What do you think about the use of public static classes to hold on errorMessages and Ui button names, etc?
Example:
public static class UiMessages
{
public const string ConfirmationDialogTitle = "Atenção";
public const string Confirmati开发者_StackOverflowonLandOwnerDelete = "Você tem certeza que deseja deletar os proprietários selecionados?";
public const string ConfirmationProfessionalDelete = "Você tem certeza que deseja deletar os profissionais selecionados?";
public const string ConfirmationGnssDevice = "Você tem certeza que deseja deletar os aparelhos selecionados?";
}
Is this a bad pratice?
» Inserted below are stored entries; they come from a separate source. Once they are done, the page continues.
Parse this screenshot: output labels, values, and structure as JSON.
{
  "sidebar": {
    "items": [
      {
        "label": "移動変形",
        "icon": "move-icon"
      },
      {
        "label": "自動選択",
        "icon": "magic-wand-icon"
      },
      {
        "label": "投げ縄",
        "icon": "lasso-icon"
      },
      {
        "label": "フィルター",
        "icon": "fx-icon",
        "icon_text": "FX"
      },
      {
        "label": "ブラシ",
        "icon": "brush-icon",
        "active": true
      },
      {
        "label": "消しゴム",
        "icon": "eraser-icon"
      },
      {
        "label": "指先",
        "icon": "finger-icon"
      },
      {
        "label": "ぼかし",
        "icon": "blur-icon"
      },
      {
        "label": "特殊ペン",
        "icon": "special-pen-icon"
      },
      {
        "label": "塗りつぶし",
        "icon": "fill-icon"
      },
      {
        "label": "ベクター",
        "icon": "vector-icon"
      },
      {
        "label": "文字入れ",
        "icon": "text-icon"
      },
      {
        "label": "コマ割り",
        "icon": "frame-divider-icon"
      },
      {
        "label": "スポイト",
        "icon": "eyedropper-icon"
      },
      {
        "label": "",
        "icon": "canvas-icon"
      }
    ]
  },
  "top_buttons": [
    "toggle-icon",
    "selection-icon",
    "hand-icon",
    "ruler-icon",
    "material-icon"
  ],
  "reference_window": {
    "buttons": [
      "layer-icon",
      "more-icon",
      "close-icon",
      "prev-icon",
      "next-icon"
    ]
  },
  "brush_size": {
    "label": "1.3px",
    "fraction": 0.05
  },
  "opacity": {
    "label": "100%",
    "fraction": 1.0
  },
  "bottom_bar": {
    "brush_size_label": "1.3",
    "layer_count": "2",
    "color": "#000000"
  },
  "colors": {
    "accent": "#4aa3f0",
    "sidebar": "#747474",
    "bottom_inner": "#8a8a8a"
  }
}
Is there a better way to handle this?
In this case, I would say yes, it is bad practice -- because you likely want internationalization and localization expansion; you may be able to much better utilize properties or resources for such a task.
However, I use similar classes for internal-only (e.g. not displayed to the user) data such as names of data-columns.
In C#, use .resx files and make use of the built-in localization functions.
This should be of help:
http://www.c-sharpcorner.com/uploadfile/ankithakur/globalization_localization_in_dotnet_csharp07032006023510am/globalization_localization_in_dotnet_csharp.aspx
(Whoops, that's for ASP.NET).. try this:
http://msdn.microsoft.com/en-us/goglobal/bb688096.aspx
And a good example here:
http://msdn.microsoft.com/en-us/library/y99d1cd3(VS.71).aspx
.NET has localization and globalization support throughout, intended for just this kind of thing.
Hope that helps!
It's jut another way of defining global variables, and is just as good/bad as any other global variables.
Do these really need to be globally accessible? It would seem that each would only be needed in one class.
The only advance I can see is that you have all the string available in one place if you wanted to translate them into a different language, but that brings us into a whole different area.